Controlling Hand Movements Relying on Tactile Illusions: A Model Predictive Control Framework

In recent studies, we demonstrated that when a blindfolded participant slides her/his finger-pad on a ridged plate to reach a target, tactile feedback induces the illusory perception of bending towards the direction perpendicular to the ridges. The contribution of tactile motion estimate is hence optimally integrated in a Bayesian way, with the estimate of muscular-skeletal proprioception and motor command. As a consequence, a systematic deviation of hand trajectories in the opposite direction with respect to the one estimated by touch can be observed.
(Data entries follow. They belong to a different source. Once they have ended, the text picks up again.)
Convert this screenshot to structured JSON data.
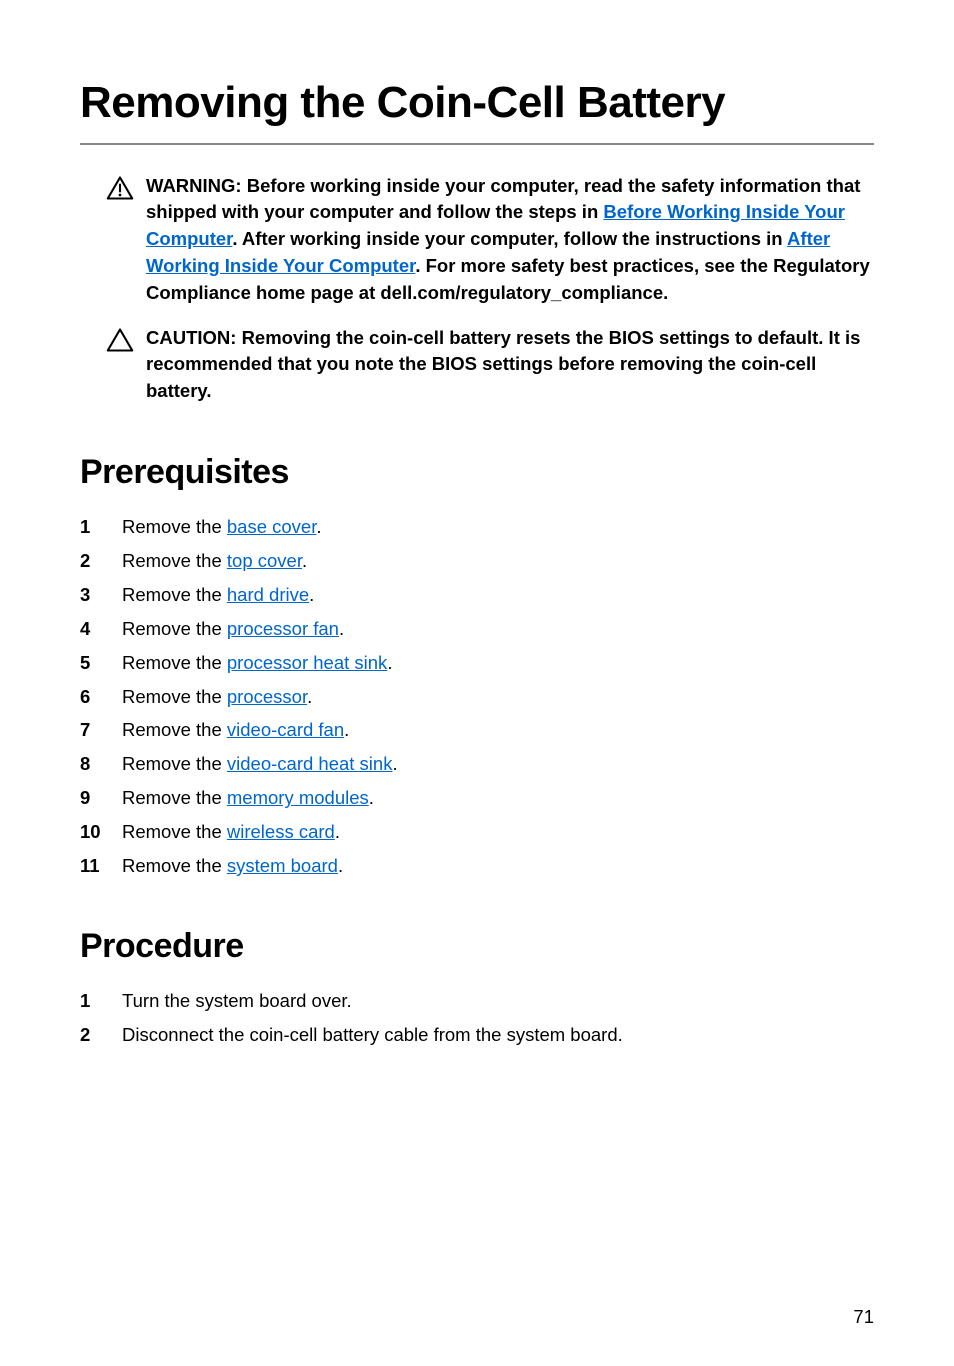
{
  "page_title": "Removing the Coin-Cell Battery",
  "admonitions": [
    {
      "icon": "warning",
      "parts": [
        {
          "t": "WARNING: Before working inside your computer, read the safety information that shipped with your computer and follow the steps in "
        },
        {
          "t": "Before Working Inside Your Computer",
          "link": true
        },
        {
          "t": ". After working inside your computer, follow the instructions in "
        },
        {
          "t": "After Working Inside Your Computer",
          "link": true
        },
        {
          "t": ". For more safety best practices, see the Regulatory Compliance home page at dell.com/regulatory_compliance. "
        }
      ]
    },
    {
      "icon": "caution",
      "parts": [
        {
          "t": "CAUTION: Removing the coin-cell battery resets the BIOS settings to default. It is recommended that you note the BIOS settings before removing the coin-cell battery."
        }
      ]
    }
  ],
  "sections": [
    {
      "heading": "Prerequisites",
      "items": [
        [
          {
            "t": "Remove the "
          },
          {
            "t": "base cover",
            "link": true
          },
          {
            "t": "."
          }
        ],
        [
          {
            "t": "Remove the "
          },
          {
            "t": "top cover",
            "link": true
          },
          {
            "t": "."
          }
        ],
        [
          {
            "t": "Remove the "
          },
          {
            "t": "hard drive",
            "link": true
          },
          {
            "t": "."
          }
        ],
        [
          {
            "t": "Remove the "
          },
          {
            "t": "processor fan",
            "link": true
          },
          {
            "t": "."
          }
        ],
        [
          {
            "t": "Remove the "
          },
          {
            "t": "processor heat sink",
            "link": true
          },
          {
            "t": "."
          }
        ],
        [
          {
            "t": "Remove the "
          },
          {
            "t": "processor",
            "link": true
          },
          {
            "t": "."
          }
        ],
        [
          {
            "t": "Remove the "
          },
          {
            "t": "video-card fan",
            "link": true
          },
          {
            "t": "."
          }
        ],
        [
          {
            "t": "Remove the "
          },
          {
            "t": "video-card heat sink",
            "link": true
          },
          {
            "t": "."
          }
        ],
        [
          {
            "t": "Remove the "
          },
          {
            "t": "memory modules",
            "link": true
          },
          {
            "t": "."
          }
        ],
        [
          {
            "t": "Remove the "
          },
          {
            "t": "wireless card",
            "link": true
          },
          {
            "t": "."
          }
        ],
        [
          {
            "t": "Remove the "
          },
          {
            "t": "system board",
            "link": true
          },
          {
            "t": "."
          }
        ]
      ]
    },
    {
      "heading": "Procedure",
      "items": [
        [
          {
            "t": "Turn the system board over."
          }
        ],
        [
          {
            "t": "Disconnect the coin-cell battery cable from the system board."
          }
        ]
      ]
    }
  ],
  "page_number": "71"
}
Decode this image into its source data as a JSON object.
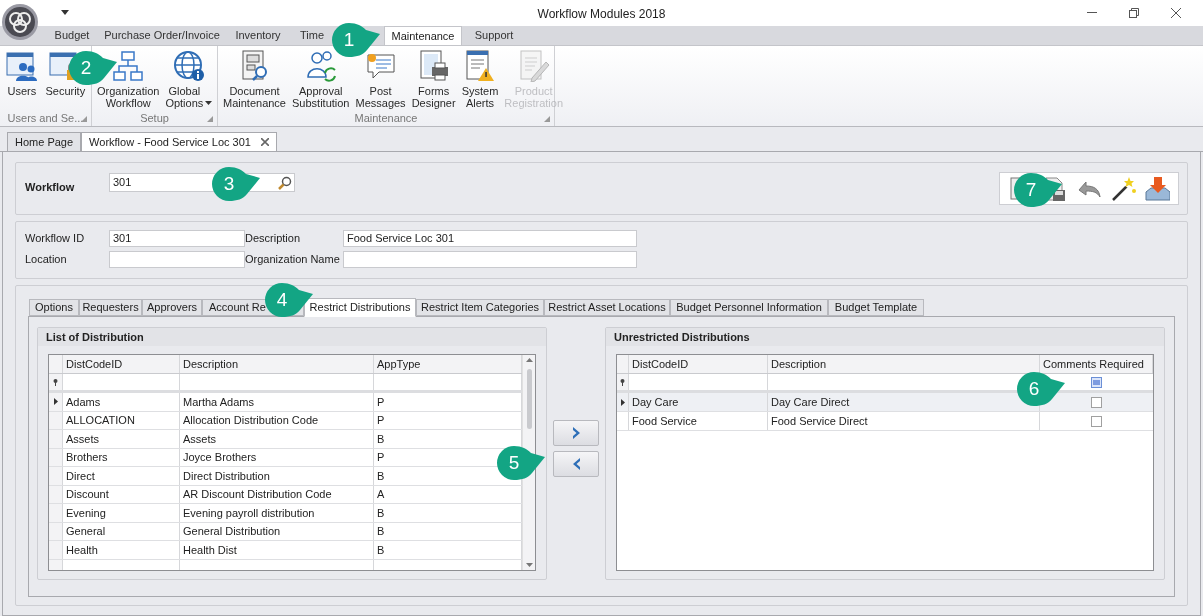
{
  "window": {
    "title": "Workflow Modules 2018"
  },
  "ribbon_tabs": [
    {
      "label": "Budget",
      "selected": false
    },
    {
      "label": "Purchase Order/Invoice",
      "selected": false
    },
    {
      "label": "Inventory",
      "selected": false
    },
    {
      "label": "Time",
      "selected": false
    },
    {
      "label": "Maintenance",
      "selected": true
    },
    {
      "label": "Support",
      "selected": false
    }
  ],
  "ribbon_groups": [
    {
      "label": "Users and Se...",
      "items": [
        {
          "lines": [
            "Users"
          ],
          "disabled": false
        },
        {
          "lines": [
            "Security"
          ],
          "disabled": false
        }
      ]
    },
    {
      "label": "Setup",
      "items": [
        {
          "lines": [
            "Organization",
            "Workflow"
          ],
          "disabled": false
        },
        {
          "lines": [
            "Global",
            "Options"
          ],
          "disabled": false,
          "dropdown": true
        }
      ]
    },
    {
      "label": "Maintenance",
      "items": [
        {
          "lines": [
            "Document",
            "Maintenance"
          ],
          "disabled": false
        },
        {
          "lines": [
            "Approval",
            "Substitution"
          ],
          "disabled": false
        },
        {
          "lines": [
            "Post",
            "Messages"
          ],
          "disabled": false
        },
        {
          "lines": [
            "Forms",
            "Designer"
          ],
          "disabled": false
        },
        {
          "lines": [
            "System",
            "Alerts"
          ],
          "disabled": false
        },
        {
          "lines": [
            "Product",
            "Registration"
          ],
          "disabled": true
        }
      ]
    }
  ],
  "document_tabs": [
    {
      "label": "Home Page",
      "selected": false
    },
    {
      "label": "Workflow - Food Service Loc 301",
      "selected": true,
      "closable": true
    }
  ],
  "workflow_search": {
    "label": "Workflow",
    "value": "301"
  },
  "details": {
    "workflow_id": {
      "label": "Workflow ID",
      "value": "301"
    },
    "description": {
      "label": "Description",
      "value": "Food Service Loc 301"
    },
    "location": {
      "label": "Location"
    },
    "organization_name": {
      "label": "Organization Name"
    }
  },
  "detail_tabs": [
    {
      "label": "Options",
      "selected": false
    },
    {
      "label": "Requesters",
      "selected": false
    },
    {
      "label": "Approvers",
      "selected": false
    },
    {
      "label": "Account Re",
      "selected": false
    },
    {
      "label": "Restrict Distributions",
      "selected": true
    },
    {
      "label": "Restrict Item Categories",
      "selected": false
    },
    {
      "label": "Restrict Asset Locations",
      "selected": false
    },
    {
      "label": "Budget Personnel Information",
      "selected": false
    },
    {
      "label": "Budget Template",
      "selected": false
    }
  ],
  "list_of_distribution": {
    "title": "List of Distribution",
    "columns": [
      "DistCodeID",
      "Description",
      "AppType"
    ],
    "rows": [
      {
        "cells": [
          "Adams",
          "Martha Adams",
          "P"
        ],
        "current": true
      },
      {
        "cells": [
          "ALLOCATION",
          "Allocation Distribution Code",
          "P"
        ],
        "current": false
      },
      {
        "cells": [
          "Assets",
          "Assets",
          "B"
        ],
        "current": false
      },
      {
        "cells": [
          "Brothers",
          "Joyce Brothers",
          "P"
        ],
        "current": false
      },
      {
        "cells": [
          "Direct",
          "Direct Distribution",
          "B"
        ],
        "current": false
      },
      {
        "cells": [
          "Discount",
          "AR Discount Distribution Code",
          "A"
        ],
        "current": false
      },
      {
        "cells": [
          "Evening",
          "Evening payroll distribution",
          "B"
        ],
        "current": false
      },
      {
        "cells": [
          "General",
          "General Distribution",
          "B"
        ],
        "current": false
      },
      {
        "cells": [
          "Health",
          "Health Dist",
          "B"
        ],
        "current": false
      }
    ]
  },
  "unrestricted_distributions": {
    "title": "Unrestricted Distributions",
    "columns": [
      "DistCodeID",
      "Description",
      "Comments Required"
    ],
    "filter_checkbox_indeterminate": true,
    "rows": [
      {
        "cells": [
          "Day Care",
          "Day Care Direct"
        ],
        "comments_required": false,
        "current": true
      },
      {
        "cells": [
          "Food Service",
          "Food Service Direct"
        ],
        "comments_required": false,
        "current": false
      }
    ]
  },
  "callouts": [
    {
      "number": "1"
    },
    {
      "number": "2"
    },
    {
      "number": "3"
    },
    {
      "number": "4"
    },
    {
      "number": "5"
    },
    {
      "number": "6"
    },
    {
      "number": "7"
    }
  ]
}
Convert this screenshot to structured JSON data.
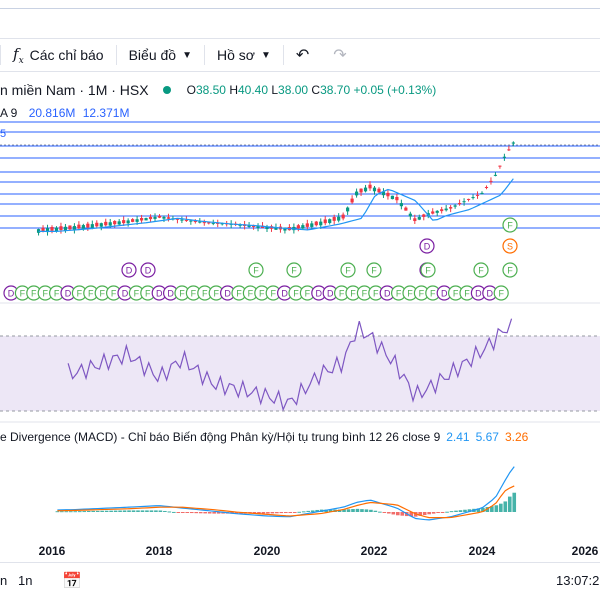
{
  "toolbar": {
    "indicators_label": "Các chỉ báo",
    "chart_label": "Biểu đồ",
    "profile_label": "Hồ sơ"
  },
  "legend": {
    "symbol": "n miền Nam · 1M · HSX",
    "o_key": "O",
    "o_val": "38.50",
    "h_key": "H",
    "h_val": "40.40",
    "l_key": "L",
    "l_val": "38.00",
    "c_key": "C",
    "c_val": "38.70",
    "change": "+0.05 (+0.13%)"
  },
  "volume": {
    "label": "A 9",
    "v1": "20.816M",
    "v2": "12.371M"
  },
  "edge_label": "5",
  "macd": {
    "title": "e Divergence (MACD) - Chỉ báo Biến động Phân kỳ/Hội tụ trung bình 12 26 close 9",
    "v1": "2.41",
    "v2": "5.67",
    "v3": "3.26"
  },
  "time_axis": [
    "2016",
    "2018",
    "2020",
    "2022",
    "2024",
    "2026"
  ],
  "bottom": {
    "left1": "n",
    "left2": "1n",
    "time": "13:07:2"
  },
  "colors": {
    "up": "#089981",
    "down": "#f23645",
    "blue": "#2962ff",
    "macd": "#2196f3",
    "signal": "#ff6d00",
    "rsi": "#7e57c2"
  },
  "events": {
    "row1": [
      "F"
    ],
    "row2": [
      "D",
      "S"
    ],
    "row3": [
      "D",
      "D",
      "F",
      "F",
      "F",
      "F",
      "D",
      "F",
      "F",
      "F",
      "D"
    ],
    "row4": [
      "D",
      "F",
      "F",
      "F",
      "F",
      "D",
      "F",
      "F",
      "F",
      "F",
      "D",
      "F",
      "F",
      "D"
    ]
  },
  "chart_data": {
    "type": "candlestick",
    "interval": "1M",
    "x": [
      "2015-10",
      "2016-06",
      "2017-06",
      "2018-01",
      "2018-06",
      "2019-01",
      "2019-06",
      "2020-01",
      "2020-06",
      "2021-01",
      "2021-06",
      "2021-09",
      "2021-12",
      "2022-06",
      "2022-10",
      "2023-01",
      "2023-06",
      "2024-01",
      "2024-04",
      "2024-06",
      "2024-08"
    ],
    "price": [
      9.5,
      10.5,
      12.5,
      14,
      13,
      12,
      11.5,
      10.5,
      10,
      12,
      14,
      22,
      24,
      20,
      13,
      15,
      17,
      22,
      28,
      34,
      38.7
    ],
    "rsi": [
      60,
      55,
      68,
      52,
      65,
      48,
      45,
      40,
      35,
      55,
      62,
      85,
      80,
      60,
      40,
      45,
      55,
      70,
      78,
      85,
      86
    ],
    "macd": [
      0.2,
      0.3,
      0.6,
      0.8,
      0.5,
      0.1,
      -0.2,
      -0.5,
      -0.6,
      0.1,
      0.6,
      1.2,
      1.5,
      0.5,
      -0.8,
      -1.0,
      -0.6,
      0.5,
      1.8,
      3.8,
      5.67
    ],
    "signal": [
      0.1,
      0.2,
      0.4,
      0.6,
      0.6,
      0.3,
      0.0,
      -0.3,
      -0.5,
      -0.2,
      0.3,
      0.8,
      1.2,
      0.9,
      -0.2,
      -0.7,
      -0.7,
      0.0,
      1.0,
      2.6,
      3.26
    ]
  }
}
The goal of this paper is to exploit the aforementioned tactile illusion to guide the user's finger, moving on a ridged plate, towards an arbitrary desired point A, while she/he is instructed to move towards another target B. To this aim, we designed a Model Predictive Control strategy in a simulated environment to estimate at each time instant the optimal ridge orientation that minimizes a proper cost function. We simulated fifty trials for different positions of points A and B, also varying the level of the noise associated with the motor command and to tactile cue. Results show that the final positions of the simulated trajectories are in a range of ±1.5° with respect to the position of the desired final goal for ~ 80% of the cases. These results open promising applications in the framework of haptic retargeting where only one real object is used and the other items of the scene are virtual.